Zero Hedge: ““They want to be on the top table in all areas of international trade and this is no different,” Sharps Pixley CEO told Bloomberg earlier this month, tying China’s move to participate in the twice-daily auction that determines London gold prices to Beijing’s efforts to embed the yuan more deeply in international investment and trade.
As a reminder, the auction has its roots in efforts to deter manipulation. Here’s what we said last month:
A long time ago, in a financial galaxy far, far away, a “fringe” blog raised the topic of gold market manipulation during the London AM fix. Several years later (which, incidentally, is about average in terms of the lag time between when something is actually going on and when the mainstream financial media finally figures it out and reports on it), it was revealed that in fact, shenanigans were likely afoot and indeed, regulators are still trying to sort out what happened. The ‘fix’ for the ‘fixed’ gold fix (only in the world of corrupt high finance is such a hilariously absurd passage possible) is supposedly a new system whereby the fixings are derived electronically.
Opinion: In the fiction chapter of our book Antichrist: The Search For Amalek, we noted that since 2011, China has been buying vast amounts of gold which was being manipulated lower by Central banks and now it is now becoming clear as to why.
Globalist governments and organizations they control via lobbies understand that for a world government to be established the US dollar must be removed as world reserve currency and with it lone superpower status.
But before that happens, in order to avoid a world-wide depression, a temporary alternative to the dollar would need to be established prior to a single currency.
Enter the SDR or Special Depository Receipts. In our post on April 27, 2015 we said this:
- A basket on currencies (money) defined and maintained by the International Monetary Fund (IMF)
- SDR is a currency created by the International Monetary Fund used for payments between countries
- The currencies chosen are reviewed by IMF every five years, the last review was 2010
- The SDR interest rate provides the basis for calculating the interest charged to borrowing members. Currently, SDRs include: US dollar, Euro, Pound Sterling and Japanese yen
China’s currency, renminbi, was rejected by the IMF in 2010 due to a lack of global liquidity. Since then China has been boosting gold reserves (with the help of central manipulation) to strengthen the case for inclusion in the SDR basket.
In April 20, 1015, a meeting in Washington hosted by the Official Monetary and Financial Institutions Forum (OMFIF) to discuss the future relationship, if any, of gold with the Special Drawing Rights (SDR).
The next review of the SDR is October 2015.
If renminbi and gold were to be included in the SDR, the nations whose currencies are in the basket would no longer be able to print money.
Over time the dollar, euro, and yen would necessarily be dropped – leaving a single currency, renminbi, along with gold in the basket.

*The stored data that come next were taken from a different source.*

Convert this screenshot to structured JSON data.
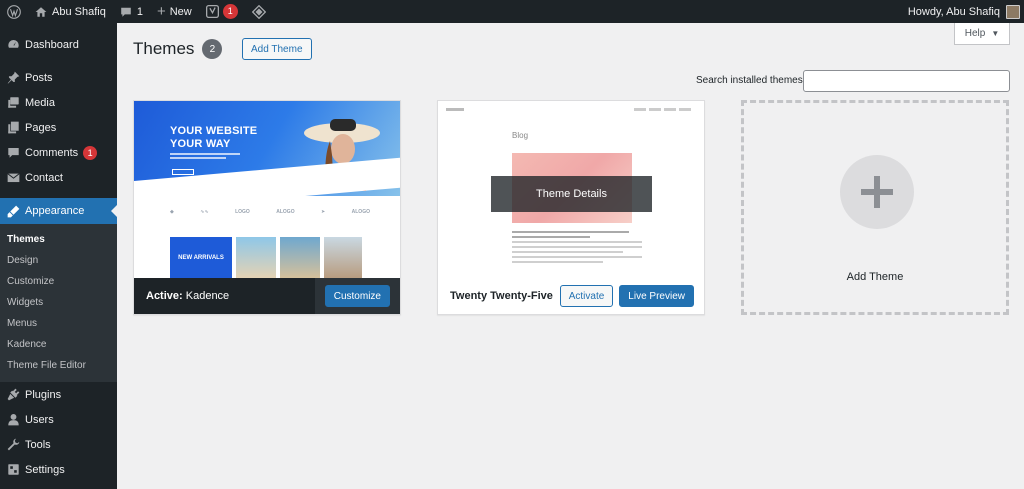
{
  "adminbar": {
    "comments_count": "1",
    "new_label": "New",
    "site_name": "Abu Shafiq",
    "yoast_count": "1",
    "howdy": "Howdy, Abu Shafiq"
  },
  "sidebar": {
    "items_top": [
      {
        "label": "Dashboard",
        "icon": "dashboard-icon"
      }
    ],
    "items_content": [
      {
        "label": "Posts",
        "icon": "pin-icon"
      },
      {
        "label": "Media",
        "icon": "media-icon"
      },
      {
        "label": "Pages",
        "icon": "pages-icon"
      },
      {
        "label": "Comments",
        "icon": "comment-icon",
        "count": "1"
      },
      {
        "label": "Contact",
        "icon": "envelope-icon"
      }
    ],
    "appearance": {
      "label": "Appearance",
      "icon": "brush-icon"
    },
    "submenu": [
      {
        "label": "Themes",
        "active": true
      },
      {
        "label": "Design"
      },
      {
        "label": "Customize"
      },
      {
        "label": "Widgets"
      },
      {
        "label": "Menus"
      },
      {
        "label": "Kadence"
      },
      {
        "label": "Theme File Editor"
      }
    ],
    "items_bottom": [
      {
        "label": "Plugins",
        "icon": "plug-icon"
      },
      {
        "label": "Users",
        "icon": "user-icon"
      },
      {
        "label": "Tools",
        "icon": "wrench-icon"
      },
      {
        "label": "Settings",
        "icon": "settings-icon"
      }
    ]
  },
  "content": {
    "help_label": "Help",
    "page_title": "Themes",
    "theme_count": "2",
    "add_theme_button": "Add Theme",
    "search_label": "Search installed themes",
    "themes": [
      {
        "active_prefix": "Active:",
        "name": "Kadence",
        "action": "Customize",
        "preview": {
          "headline_1": "YOUR WEBSITE",
          "headline_2": "YOUR WAY",
          "logos": [
            "LOGO",
            "ALOGO",
            "Logo",
            "ALOGO"
          ],
          "tile_text": "NEW ARRIVALS"
        }
      },
      {
        "name": "Twenty Twenty-Five",
        "activate": "Activate",
        "live_preview": "Live Preview",
        "overlay": "Theme Details",
        "preview": {
          "blog_label": "Blog"
        }
      }
    ],
    "add_theme_card": "Add Theme"
  }
}
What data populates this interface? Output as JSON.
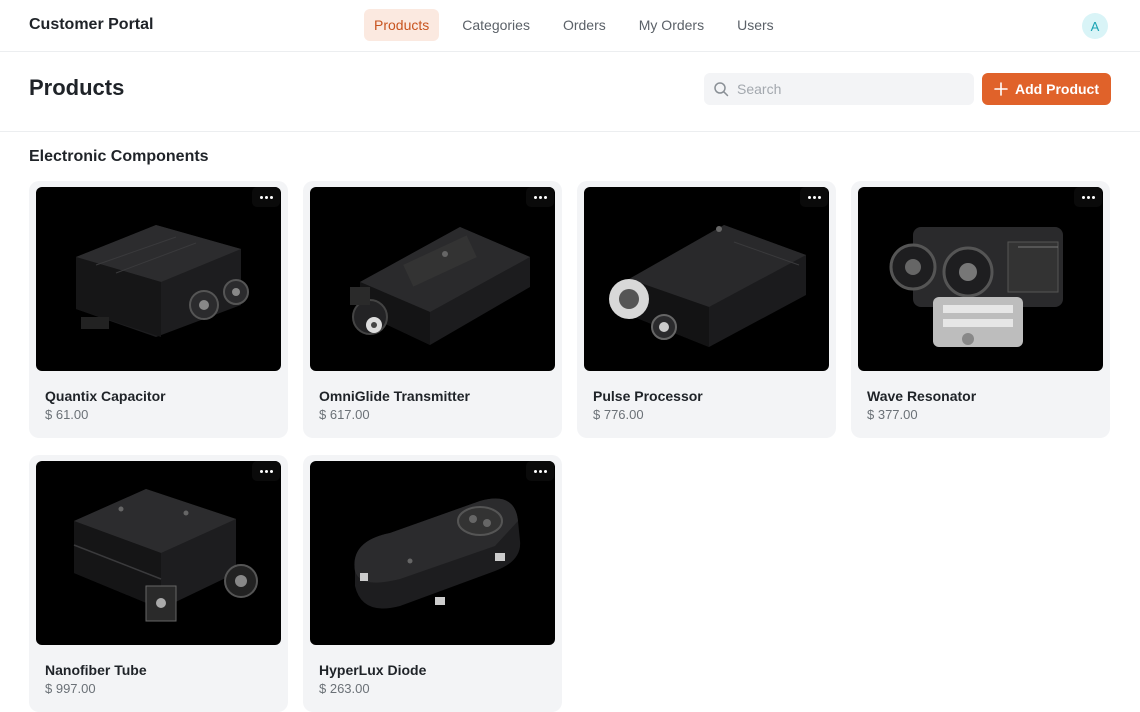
{
  "brand": "Customer Portal",
  "nav": [
    {
      "label": "Products",
      "active": true
    },
    {
      "label": "Categories",
      "active": false
    },
    {
      "label": "Orders",
      "active": false
    },
    {
      "label": "My Orders",
      "active": false
    },
    {
      "label": "Users",
      "active": false
    }
  ],
  "avatar": "A",
  "header": {
    "title": "Products",
    "search_placeholder": "Search",
    "add_label": "Add Product"
  },
  "section": {
    "title": "Electronic Components",
    "products": [
      {
        "name": "Quantix Capacitor",
        "price": "$ 61.00"
      },
      {
        "name": "OmniGlide Transmitter",
        "price": "$ 617.00"
      },
      {
        "name": "Pulse Processor",
        "price": "$ 776.00"
      },
      {
        "name": "Wave Resonator",
        "price": "$ 377.00"
      },
      {
        "name": "Nanofiber Tube",
        "price": "$ 997.00"
      },
      {
        "name": "HyperLux Diode",
        "price": "$ 263.00"
      }
    ]
  },
  "colors": {
    "accent": "#e0622a",
    "nav_active_bg": "#fbe9e0",
    "nav_active_text": "#c8541f",
    "card_bg": "#f3f4f6",
    "avatar_bg": "#d9f4f7"
  },
  "icons": {
    "search": "search-icon",
    "add": "plus-icon",
    "more": "more-horizontal-icon"
  }
}
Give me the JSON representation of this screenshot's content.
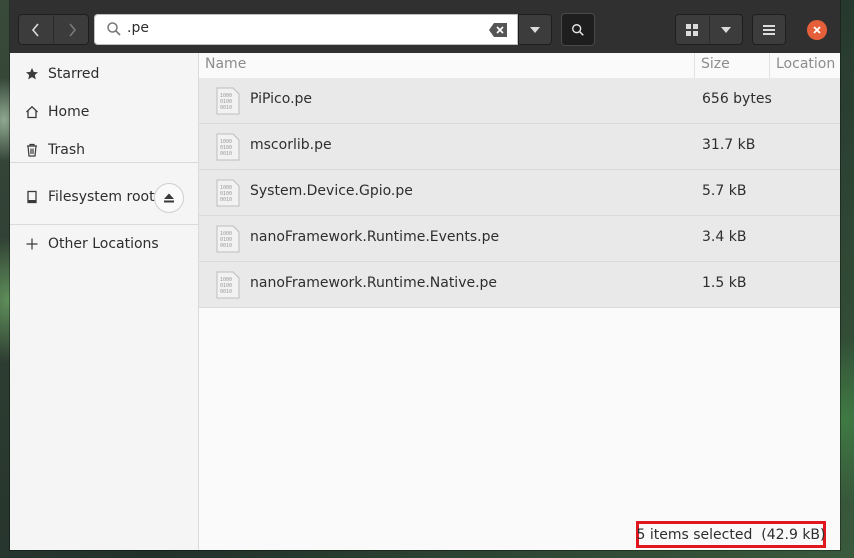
{
  "search": {
    "query": ".pe"
  },
  "sidebar": {
    "items": [
      {
        "label": "Starred",
        "icon": "star-icon"
      },
      {
        "label": "Home",
        "icon": "home-icon"
      },
      {
        "label": "Trash",
        "icon": "trash-icon"
      },
      {
        "label": "Filesystem root",
        "icon": "drive-icon"
      },
      {
        "label": "Other Locations",
        "icon": "plus-icon"
      }
    ]
  },
  "columns": {
    "name": "Name",
    "size": "Size",
    "location": "Location"
  },
  "files": [
    {
      "name": "PiPico.pe",
      "size": "656 bytes"
    },
    {
      "name": "mscorlib.pe",
      "size": "31.7 kB"
    },
    {
      "name": "System.Device.Gpio.pe",
      "size": "5.7 kB"
    },
    {
      "name": "nanoFramework.Runtime.Events.pe",
      "size": "3.4 kB"
    },
    {
      "name": "nanoFramework.Runtime.Native.pe",
      "size": "1.5 kB"
    }
  ],
  "status": {
    "text": "5 items selected  (42.9 kB)"
  },
  "colors": {
    "headerbar": "#303030",
    "close": "#e5603a",
    "highlight": "#e2161f"
  }
}
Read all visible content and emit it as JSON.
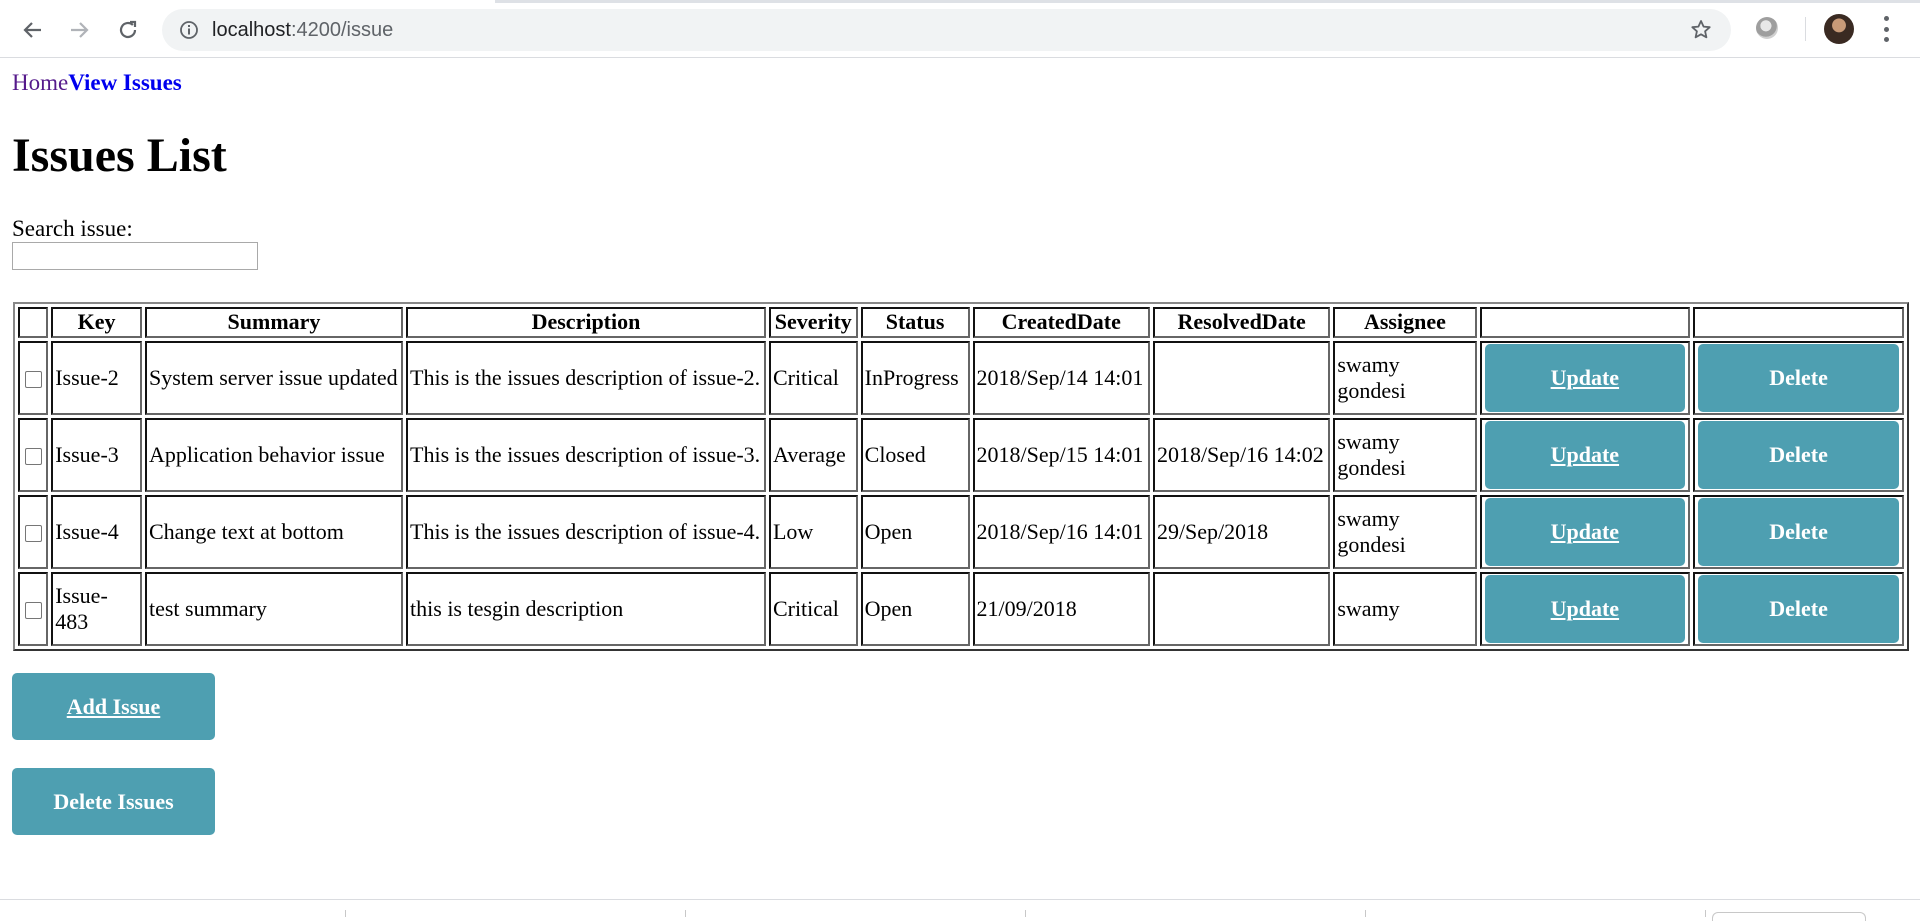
{
  "browser": {
    "url_host": "localhost",
    "url_path": ":4200/issue"
  },
  "nav": {
    "home": "Home",
    "view_issues": "View Issues"
  },
  "page_title": "Issues List",
  "search": {
    "label": "Search issue:",
    "value": ""
  },
  "table": {
    "headers": [
      "",
      "Key",
      "Summary",
      "Description",
      "Severity",
      "Status",
      "CreatedDate",
      "ResolvedDate",
      "Assignee",
      "",
      ""
    ],
    "rows": [
      {
        "key": "Issue-2",
        "summary": "System server issue updated",
        "description": "This is the issues description of issue-2.",
        "severity": "Critical",
        "status": "InProgress",
        "created": "2018/Sep/14 14:01",
        "resolved": "",
        "assignee": "swamy gondesi",
        "update": "Update",
        "delete": "Delete"
      },
      {
        "key": "Issue-3",
        "summary": "Application behavior issue",
        "description": "This is the issues description of issue-3.",
        "severity": "Average",
        "status": "Closed",
        "created": "2018/Sep/15 14:01",
        "resolved": "2018/Sep/16 14:02",
        "assignee": "swamy gondesi",
        "update": "Update",
        "delete": "Delete"
      },
      {
        "key": "Issue-4",
        "summary": "Change text at bottom",
        "description": "This is the issues description of issue-4.",
        "severity": "Low",
        "status": "Open",
        "created": "2018/Sep/16 14:01",
        "resolved": "29/Sep/2018",
        "assignee": "swamy gondesi",
        "update": "Update",
        "delete": "Delete"
      },
      {
        "key": "Issue-483",
        "summary": "test summary",
        "description": "this is tesgin description",
        "severity": "Critical",
        "status": "Open",
        "created": "21/09/2018",
        "resolved": "",
        "assignee": "swamy",
        "update": "Update",
        "delete": "Delete"
      }
    ]
  },
  "actions": {
    "add": "Add Issue",
    "delete_many": "Delete Issues"
  },
  "colors": {
    "button_bg": "#4e9fb1",
    "link_visited": "#551a8b",
    "link": "#0000ee"
  }
}
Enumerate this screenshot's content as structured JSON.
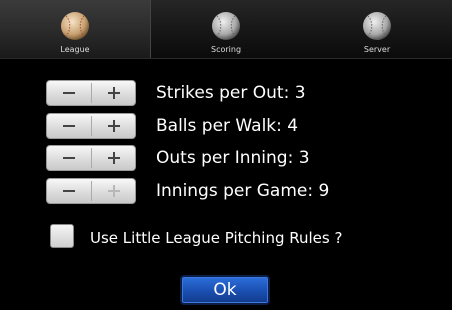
{
  "tabs": [
    {
      "label": "League",
      "selected": true,
      "icon": "baseball-icon",
      "icon_color": "#d6b48c"
    },
    {
      "label": "Scoring",
      "selected": false,
      "icon": "baseball-icon",
      "icon_color": "#bdbdbd"
    },
    {
      "label": "Server",
      "selected": false,
      "icon": "baseball-icon",
      "icon_color": "#bdbdbd"
    }
  ],
  "settings": [
    {
      "label": "Strikes per Out: 3",
      "plus_enabled": true
    },
    {
      "label": "Balls per Walk: 4",
      "plus_enabled": true
    },
    {
      "label": "Outs per Inning: 3",
      "plus_enabled": true
    },
    {
      "label": "Innings per Game: 9",
      "plus_enabled": false
    }
  ],
  "little_league": {
    "label": "Use Little League Pitching Rules ?",
    "checked": false
  },
  "ok_button": {
    "label": "Ok"
  },
  "colors": {
    "background": "#000000",
    "ok_button": "#1a4fb0"
  }
}
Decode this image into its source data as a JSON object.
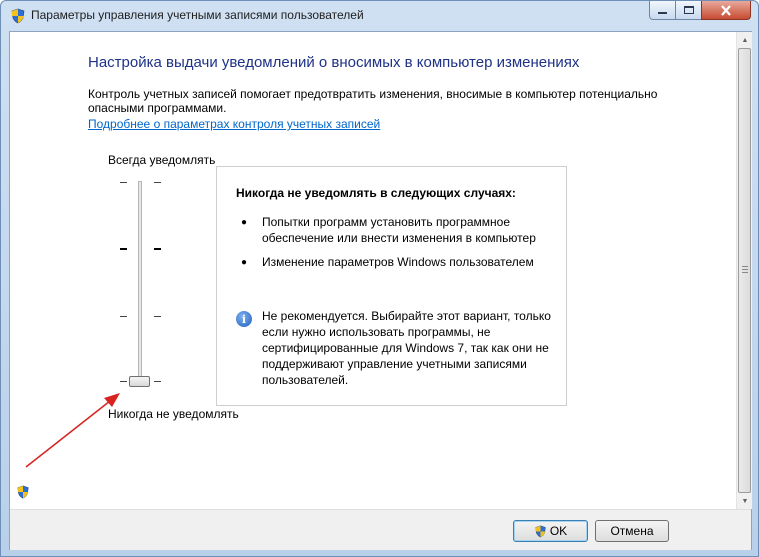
{
  "window": {
    "title": "Параметры управления учетными записями пользователей",
    "icon": "uac-shield-icon"
  },
  "main": {
    "heading": "Настройка выдачи уведомлений о вносимых в компьютер изменениях",
    "description": "Контроль учетных записей помогает предотвратить изменения, вносимые в компьютер потенциально опасными программами.",
    "help_link": "Подробнее о параметрах контроля учетных записей"
  },
  "slider": {
    "top_label": "Всегда уведомлять",
    "bottom_label": "Никогда не уведомлять",
    "levels": 4,
    "selected_level": 1
  },
  "info": {
    "title": "Никогда не уведомлять в следующих случаях:",
    "items": [
      "Попытки программ установить программное обеспечение или внести изменения в компьютер",
      "Изменение параметров Windows пользователем"
    ],
    "warning": "Не рекомендуется. Выбирайте этот вариант, только если нужно использовать программы, не сертифицированные для Windows 7, так как они не поддерживают управление учетными записями пользователей."
  },
  "buttons": {
    "ok": "OK",
    "cancel": "Отмена"
  },
  "colors": {
    "heading": "#1e3287",
    "link": "#0066cc",
    "annotation_arrow": "#d8231e"
  }
}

Under normal conditions the US would simply block the Chinese, but these are not normal times:
- Full faith and credit of the dollar is deteriorating
- The US debt including unfunded liabilities is anywhere from 120-200 trillion dollars
- The number of nations joining the recent Asian Infrastructure International Bank (AIIB) was a huge embarrassment to the Obama administration and further weakened the dollar
The global economic chaos that would come from a crashing US dollar with an illiquid renminbi gold-backed reserve currency would logically lead to the creation of a cashless digital currency.
And a single currency is precisely what a leader of the revived Roman Empire would need in order to control buying and selling, Revelation 13:15-16.